Being so anxious to get Drew back on his feet, we started encouraging Drew to attempt to walk in his gait trainer once we saw that his lingering pain had subsided. Well, that didn’t go well at all. It’s not that Drew didn’t try, but it was emotionally taxing for all of us to see how far back Drew had regressed and seeing how weak his once strong legs had become. Seeing him buckle under the physical exertion was emotional. It was as if the months and months of misery and hell just flashed before our eyes. The physical discomfort and pain Drew expressed was difficult. Having to scold Drew for being defiant and generally unwilling to push himself only to have to remind myself that he’s six years old and I have NO idea what pain he’s going through was too much to handle. Daddy and I have spent months – years actually, 2.5 years – motivating him, encouraging him, asking him to bear the pain and push past it and it all came crashing down on me the other night. I didn’t want to give up. I wanted to be strong for Drew, but I could see that Drew was not in a place to handle this much. So, after holding back an almost uncontrollable urge to cry as I fought back tears as I read him his bedtime story before bed that night, we’ve decided to take a step back from walking until Drew has regained some strength in his legs.

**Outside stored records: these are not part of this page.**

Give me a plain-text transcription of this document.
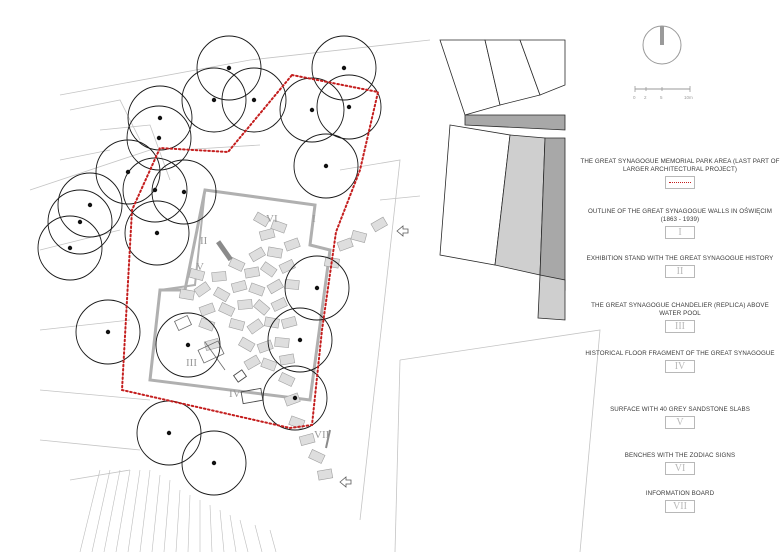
I
II
III
IV
V
VI
VII
0 2	5	10m
THE GREAT SYNAGOGUE MEMORIAL PARK AREA (LAST PART OF LARGER ARCHITECTURAL PROJECT)
OUTLINE OF THE GREAT SYNAGOGUE WALLS IN OŚWIĘCIM (1863 - 1939)
I
EXHIBITION STAND WITH THE GREAT SYNAGOGUE HISTORY
II
THE GREAT SYNAGOGUE CHANDELIER (REPLICA) ABOVE WATER POOL
III
HISTORICAL FLOOR FRAGMENT OF THE GREAT SYNAGOGUE
IV
SURFACE WITH 40 GREY SANDSTONE SLABS
V
BENCHES WITH THE ZODIAC SIGNS
VI
INFORMATION BOARD
VII
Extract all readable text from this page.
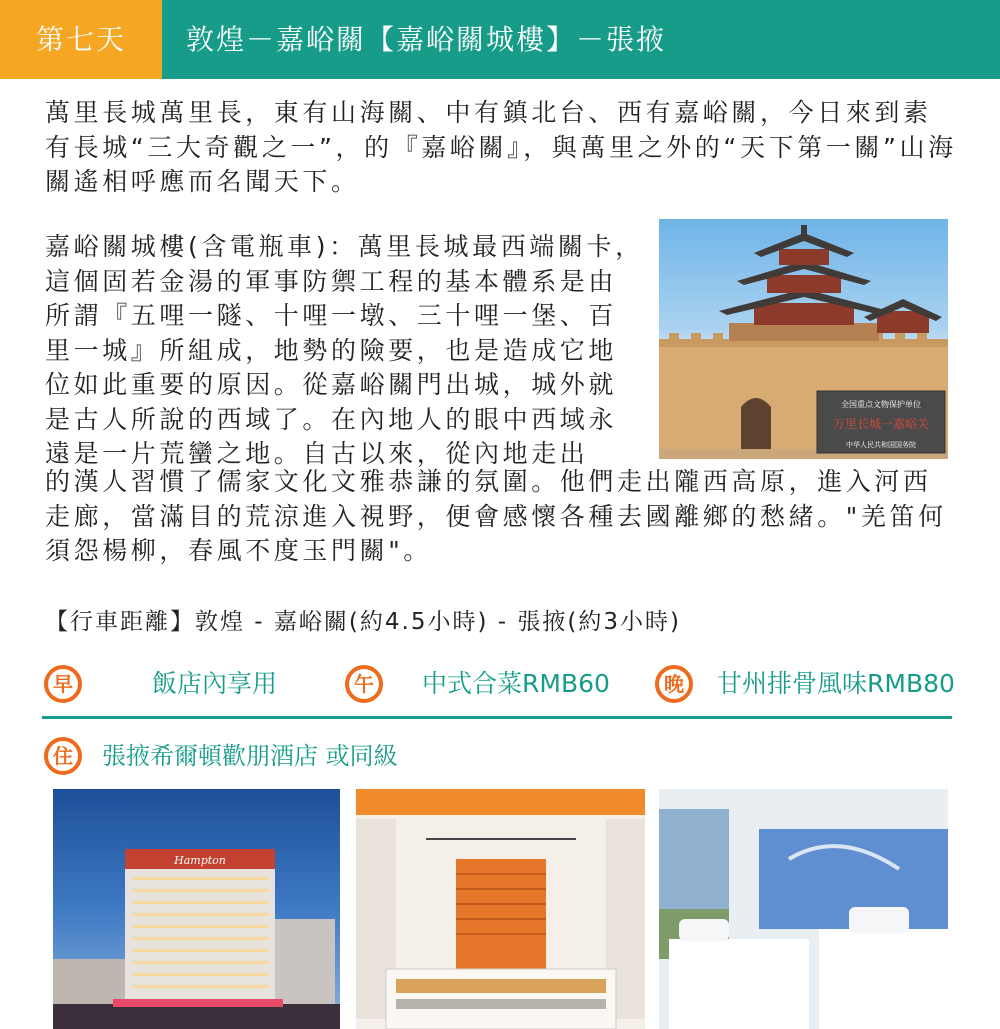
第七天	敦煌－嘉峪關【嘉峪關城樓】－張掖

萬里長城萬里長，東有山海關、中有鎮北台、西有嘉峪關，今日來到素有長城“三大奇觀之一”，的『嘉峪關』，與萬里之外的“天下第一關”山海關遙相呼應而名聞天下。

嘉峪關城樓(含電瓶車)：萬里長城最西端關卡，這個固若金湯的軍事防禦工程的基本體系是由所謂『五哩一隧、十哩一墩、三十哩一堡、百里一城』所組成，地勢的險要，也是造成它地位如此重要的原因。從嘉峪關門出城，城外就是古人所說的西域了。在內地人的眼中西域永遠是一片荒蠻之地。自古以來，從內地走出

全国重点文物保护单位
万里长城一嘉峪关
中华人民共和国国务院

的漢人習慣了儒家文化文雅恭謙的氛圍。他們走出隴西高原，進入河西走廊，當滿目的荒涼進入視野，便會感懷各種去國離鄉的愁緒。"羌笛何須怨楊柳，春風不度玉門關"。

【行車距離】敦煌 - 嘉峪關(約4.5小時) - 張掖(約3小時)
早	飯店內享用	午	中式合菜RMB60	晚	甘州排骨風味RMB80
住	張掖希爾頓歡朋酒店 或同級
Hampton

Starting now, I can only hope that Drew can once again recover from this grueling process. It sucks having to start all over and a small part of me fears that some of Drew’s strength and will have been compromised by the incessant obstacles put before him. I wonder how much one little 6-year old can withstand before giving up. After all that he’s been through and the challenges he’s faced, only to have obstacle after obstacle get in his way, I worry that we’re asking too much from Drew. We have all reached a point during trials where we just throw in the towel and say, “I’m done.” And, with each new trial put before us, I always wonder if this will be that one push over that ledge. But, I will continue to try to remain strong for him and be his cheerleader as long as we can. I love Drew either way and it’s not that I won’t love him if he doesn’t walk. Daddy and I will always be by his side rooting him on, walking or not.